Tired of having to use work-issued hardware day after day when your own gear is better suited to the task? Don't sweat it, bring your own device (BYOD) programs are growing in popularity in the enterprise, and by 2016, 38 percent of companies expect to stop providing devices to workers, according to a recent global survey of CIOs conducted by market research firm Gartner.

"BYOD strategies are the most radical change to the economics and the culture of client computing in business in decades," said David Willis, vice president and distinguished analyst at Gartner. "The benefits of BYOD include creating new mobile workforce opportunities, increasing employee satisfaction, and reducing or avoiding costs."

For the purposes of the survey, Gartner defines a BYOD strategy as one that allows employees and business partners to use their own personally bought devices to run enterprise applications and access work data.
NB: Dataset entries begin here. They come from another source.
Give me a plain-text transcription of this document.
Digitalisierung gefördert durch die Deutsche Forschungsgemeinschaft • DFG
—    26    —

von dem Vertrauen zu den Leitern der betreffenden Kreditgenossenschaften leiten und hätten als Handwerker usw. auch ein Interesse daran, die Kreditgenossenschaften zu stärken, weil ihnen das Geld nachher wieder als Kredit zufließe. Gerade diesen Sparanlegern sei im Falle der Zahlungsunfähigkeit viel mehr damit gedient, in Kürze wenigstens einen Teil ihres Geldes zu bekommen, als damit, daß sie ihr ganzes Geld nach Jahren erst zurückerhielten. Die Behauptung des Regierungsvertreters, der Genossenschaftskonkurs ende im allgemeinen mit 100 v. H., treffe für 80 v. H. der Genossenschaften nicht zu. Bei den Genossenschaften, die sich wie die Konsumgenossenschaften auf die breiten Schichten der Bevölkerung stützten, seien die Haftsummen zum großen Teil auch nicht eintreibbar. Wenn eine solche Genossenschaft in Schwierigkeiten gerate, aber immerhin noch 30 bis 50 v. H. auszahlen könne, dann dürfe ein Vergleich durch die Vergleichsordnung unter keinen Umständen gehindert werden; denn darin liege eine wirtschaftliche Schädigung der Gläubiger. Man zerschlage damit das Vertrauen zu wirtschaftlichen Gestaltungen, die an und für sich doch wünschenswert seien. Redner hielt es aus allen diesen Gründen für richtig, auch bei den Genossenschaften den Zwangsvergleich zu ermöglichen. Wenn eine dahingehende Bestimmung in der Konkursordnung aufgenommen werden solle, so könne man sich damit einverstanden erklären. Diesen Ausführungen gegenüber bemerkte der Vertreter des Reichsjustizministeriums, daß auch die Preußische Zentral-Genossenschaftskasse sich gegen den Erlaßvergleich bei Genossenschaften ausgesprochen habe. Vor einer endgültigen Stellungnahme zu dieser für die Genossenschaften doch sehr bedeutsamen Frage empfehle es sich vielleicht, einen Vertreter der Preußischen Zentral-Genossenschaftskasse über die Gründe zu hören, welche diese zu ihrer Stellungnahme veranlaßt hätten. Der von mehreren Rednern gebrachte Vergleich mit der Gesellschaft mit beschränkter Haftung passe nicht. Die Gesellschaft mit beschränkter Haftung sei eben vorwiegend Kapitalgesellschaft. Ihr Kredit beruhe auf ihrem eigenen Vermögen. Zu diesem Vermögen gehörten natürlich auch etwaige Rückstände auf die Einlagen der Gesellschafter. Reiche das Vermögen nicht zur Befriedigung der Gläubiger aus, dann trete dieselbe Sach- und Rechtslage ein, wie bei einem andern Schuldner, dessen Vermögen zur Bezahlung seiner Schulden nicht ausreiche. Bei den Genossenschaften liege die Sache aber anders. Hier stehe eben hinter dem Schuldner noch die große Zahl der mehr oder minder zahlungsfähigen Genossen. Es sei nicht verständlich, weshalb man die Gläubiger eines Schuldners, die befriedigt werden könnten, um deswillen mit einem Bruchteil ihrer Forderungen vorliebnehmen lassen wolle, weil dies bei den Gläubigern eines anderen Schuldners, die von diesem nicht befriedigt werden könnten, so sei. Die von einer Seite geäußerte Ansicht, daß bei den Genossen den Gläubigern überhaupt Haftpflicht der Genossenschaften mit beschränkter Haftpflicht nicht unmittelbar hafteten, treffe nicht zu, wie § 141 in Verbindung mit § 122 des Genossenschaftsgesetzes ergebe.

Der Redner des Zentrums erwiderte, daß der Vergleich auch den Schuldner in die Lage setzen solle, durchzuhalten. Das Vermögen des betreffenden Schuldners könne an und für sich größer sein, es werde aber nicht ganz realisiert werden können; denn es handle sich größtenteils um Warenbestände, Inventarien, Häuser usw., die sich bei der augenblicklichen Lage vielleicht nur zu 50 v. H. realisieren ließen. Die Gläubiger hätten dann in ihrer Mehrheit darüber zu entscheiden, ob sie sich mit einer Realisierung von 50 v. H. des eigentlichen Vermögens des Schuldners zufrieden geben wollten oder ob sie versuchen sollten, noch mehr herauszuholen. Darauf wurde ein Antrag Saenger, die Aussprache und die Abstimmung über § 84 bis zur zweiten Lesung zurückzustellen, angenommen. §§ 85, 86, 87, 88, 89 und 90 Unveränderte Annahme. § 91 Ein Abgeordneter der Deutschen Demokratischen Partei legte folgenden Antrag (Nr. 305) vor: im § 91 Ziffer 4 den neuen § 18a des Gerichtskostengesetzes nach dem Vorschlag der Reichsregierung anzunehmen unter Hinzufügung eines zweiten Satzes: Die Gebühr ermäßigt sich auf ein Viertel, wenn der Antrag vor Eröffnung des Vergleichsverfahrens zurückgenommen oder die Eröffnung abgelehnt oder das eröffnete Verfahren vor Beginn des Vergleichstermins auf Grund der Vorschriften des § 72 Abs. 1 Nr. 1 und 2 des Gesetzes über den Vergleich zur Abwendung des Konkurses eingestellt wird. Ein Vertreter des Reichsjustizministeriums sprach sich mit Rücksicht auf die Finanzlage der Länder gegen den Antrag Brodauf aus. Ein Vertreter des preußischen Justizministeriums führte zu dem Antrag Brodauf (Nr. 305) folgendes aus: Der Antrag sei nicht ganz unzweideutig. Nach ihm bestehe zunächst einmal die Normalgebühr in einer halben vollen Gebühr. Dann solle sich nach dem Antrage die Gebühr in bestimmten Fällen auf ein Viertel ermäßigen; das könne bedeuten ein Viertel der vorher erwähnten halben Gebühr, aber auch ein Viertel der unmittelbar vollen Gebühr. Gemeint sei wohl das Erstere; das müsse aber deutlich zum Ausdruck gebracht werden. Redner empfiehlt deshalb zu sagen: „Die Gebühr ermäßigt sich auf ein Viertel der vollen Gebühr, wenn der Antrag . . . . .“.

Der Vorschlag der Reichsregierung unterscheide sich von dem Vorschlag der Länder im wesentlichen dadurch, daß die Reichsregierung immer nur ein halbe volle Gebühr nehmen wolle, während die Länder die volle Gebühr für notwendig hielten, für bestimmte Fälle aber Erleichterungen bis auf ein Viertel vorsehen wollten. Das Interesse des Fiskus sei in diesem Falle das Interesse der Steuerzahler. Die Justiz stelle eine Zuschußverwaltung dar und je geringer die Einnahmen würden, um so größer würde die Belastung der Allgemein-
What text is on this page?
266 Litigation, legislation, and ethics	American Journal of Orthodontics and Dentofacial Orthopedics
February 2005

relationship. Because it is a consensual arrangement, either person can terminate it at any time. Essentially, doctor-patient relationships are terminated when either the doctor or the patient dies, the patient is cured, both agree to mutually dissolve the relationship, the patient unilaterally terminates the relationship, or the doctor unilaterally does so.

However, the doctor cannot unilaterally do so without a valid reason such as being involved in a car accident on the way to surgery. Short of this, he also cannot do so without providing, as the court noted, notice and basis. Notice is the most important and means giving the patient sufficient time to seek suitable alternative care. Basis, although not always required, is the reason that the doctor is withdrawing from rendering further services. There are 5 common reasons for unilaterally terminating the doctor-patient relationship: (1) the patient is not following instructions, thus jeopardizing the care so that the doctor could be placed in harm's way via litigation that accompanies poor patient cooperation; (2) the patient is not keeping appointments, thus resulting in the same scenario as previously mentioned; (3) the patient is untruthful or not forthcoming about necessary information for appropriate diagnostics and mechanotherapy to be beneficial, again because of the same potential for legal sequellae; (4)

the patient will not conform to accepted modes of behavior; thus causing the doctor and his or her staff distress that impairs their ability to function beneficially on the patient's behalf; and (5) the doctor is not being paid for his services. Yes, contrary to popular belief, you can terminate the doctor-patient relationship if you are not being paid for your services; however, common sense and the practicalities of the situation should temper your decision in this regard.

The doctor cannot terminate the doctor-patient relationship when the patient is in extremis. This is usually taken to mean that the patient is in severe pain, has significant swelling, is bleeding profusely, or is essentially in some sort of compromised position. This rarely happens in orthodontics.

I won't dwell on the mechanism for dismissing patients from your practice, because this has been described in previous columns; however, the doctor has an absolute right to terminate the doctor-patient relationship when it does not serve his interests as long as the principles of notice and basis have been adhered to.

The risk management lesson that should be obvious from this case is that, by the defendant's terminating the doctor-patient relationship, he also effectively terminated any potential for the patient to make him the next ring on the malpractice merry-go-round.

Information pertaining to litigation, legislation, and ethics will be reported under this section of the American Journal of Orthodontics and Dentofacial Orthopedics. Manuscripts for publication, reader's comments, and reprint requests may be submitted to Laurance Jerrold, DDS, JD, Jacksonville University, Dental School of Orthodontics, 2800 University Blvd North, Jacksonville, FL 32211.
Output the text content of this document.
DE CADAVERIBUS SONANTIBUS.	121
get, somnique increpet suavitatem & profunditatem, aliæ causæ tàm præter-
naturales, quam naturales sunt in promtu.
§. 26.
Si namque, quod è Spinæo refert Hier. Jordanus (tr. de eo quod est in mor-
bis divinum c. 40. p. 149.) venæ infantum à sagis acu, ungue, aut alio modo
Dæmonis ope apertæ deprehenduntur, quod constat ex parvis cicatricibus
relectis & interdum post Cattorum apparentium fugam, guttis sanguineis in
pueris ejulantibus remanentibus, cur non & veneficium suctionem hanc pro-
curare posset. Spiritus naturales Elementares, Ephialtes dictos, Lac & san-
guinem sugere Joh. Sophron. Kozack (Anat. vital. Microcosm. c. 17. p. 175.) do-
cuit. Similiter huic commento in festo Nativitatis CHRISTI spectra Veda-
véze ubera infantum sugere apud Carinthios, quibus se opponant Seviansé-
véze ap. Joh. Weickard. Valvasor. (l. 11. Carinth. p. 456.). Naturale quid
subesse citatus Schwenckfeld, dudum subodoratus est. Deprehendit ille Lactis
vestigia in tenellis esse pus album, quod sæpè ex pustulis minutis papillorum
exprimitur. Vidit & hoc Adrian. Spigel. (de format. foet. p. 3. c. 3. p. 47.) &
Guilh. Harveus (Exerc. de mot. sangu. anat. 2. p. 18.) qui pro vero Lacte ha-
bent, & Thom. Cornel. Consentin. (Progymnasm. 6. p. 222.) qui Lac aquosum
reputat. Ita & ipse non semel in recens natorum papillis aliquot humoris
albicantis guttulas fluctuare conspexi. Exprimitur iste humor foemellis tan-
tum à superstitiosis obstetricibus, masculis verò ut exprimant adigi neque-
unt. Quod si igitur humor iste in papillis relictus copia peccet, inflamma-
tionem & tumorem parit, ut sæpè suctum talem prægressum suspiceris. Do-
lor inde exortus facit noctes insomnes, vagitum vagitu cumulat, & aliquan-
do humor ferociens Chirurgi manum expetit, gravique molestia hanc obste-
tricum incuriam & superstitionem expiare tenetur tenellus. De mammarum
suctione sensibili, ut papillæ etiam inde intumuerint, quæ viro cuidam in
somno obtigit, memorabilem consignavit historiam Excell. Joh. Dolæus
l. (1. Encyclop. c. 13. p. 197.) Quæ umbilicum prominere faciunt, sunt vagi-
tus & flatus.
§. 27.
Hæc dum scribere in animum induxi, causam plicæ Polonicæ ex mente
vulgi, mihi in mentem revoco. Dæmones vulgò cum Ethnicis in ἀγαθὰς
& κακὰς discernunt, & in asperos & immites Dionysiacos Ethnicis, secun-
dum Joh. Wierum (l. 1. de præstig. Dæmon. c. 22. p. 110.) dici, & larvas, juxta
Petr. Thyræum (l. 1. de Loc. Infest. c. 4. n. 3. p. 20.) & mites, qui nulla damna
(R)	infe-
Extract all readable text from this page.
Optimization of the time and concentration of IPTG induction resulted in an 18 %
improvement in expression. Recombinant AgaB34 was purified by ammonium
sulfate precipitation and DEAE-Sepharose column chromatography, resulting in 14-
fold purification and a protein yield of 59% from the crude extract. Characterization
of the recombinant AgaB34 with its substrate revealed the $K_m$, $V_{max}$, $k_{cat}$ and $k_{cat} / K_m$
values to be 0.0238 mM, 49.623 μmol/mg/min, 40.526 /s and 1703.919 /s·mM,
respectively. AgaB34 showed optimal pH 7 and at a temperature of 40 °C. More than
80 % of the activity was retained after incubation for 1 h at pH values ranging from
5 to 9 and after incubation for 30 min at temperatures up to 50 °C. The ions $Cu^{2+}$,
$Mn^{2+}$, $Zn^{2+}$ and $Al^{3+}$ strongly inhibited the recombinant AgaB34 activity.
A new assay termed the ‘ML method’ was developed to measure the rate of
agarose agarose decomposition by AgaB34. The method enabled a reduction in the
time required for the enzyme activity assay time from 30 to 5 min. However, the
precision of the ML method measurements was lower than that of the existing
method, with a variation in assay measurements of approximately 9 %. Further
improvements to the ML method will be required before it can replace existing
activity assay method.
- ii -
This usually encompasses smartphones and tablets, but it could also be used for desktop and laptop PCs.


One of the major upsides for business owners and management is that it allows them to increase their mobile workforce with minimal out-of-pocket expense. Smartphones are fairly commonplace these days, so it makes sense from a business perspective to tap into these existing resources.

"The enterprise should subsidize only the service plan on a smartphone," said Mr. Willis. "What happens if you buy a device for an employee and they leave the job a month later? How are you going to settle up? Better to keep it simple. The employee owns the device, and the company helps to cover usage costs."

Willis isn't alone in his thinking. By 2017, Gartner predicts half of employers will require their workers to supply any necessary electronic devices for work purposes.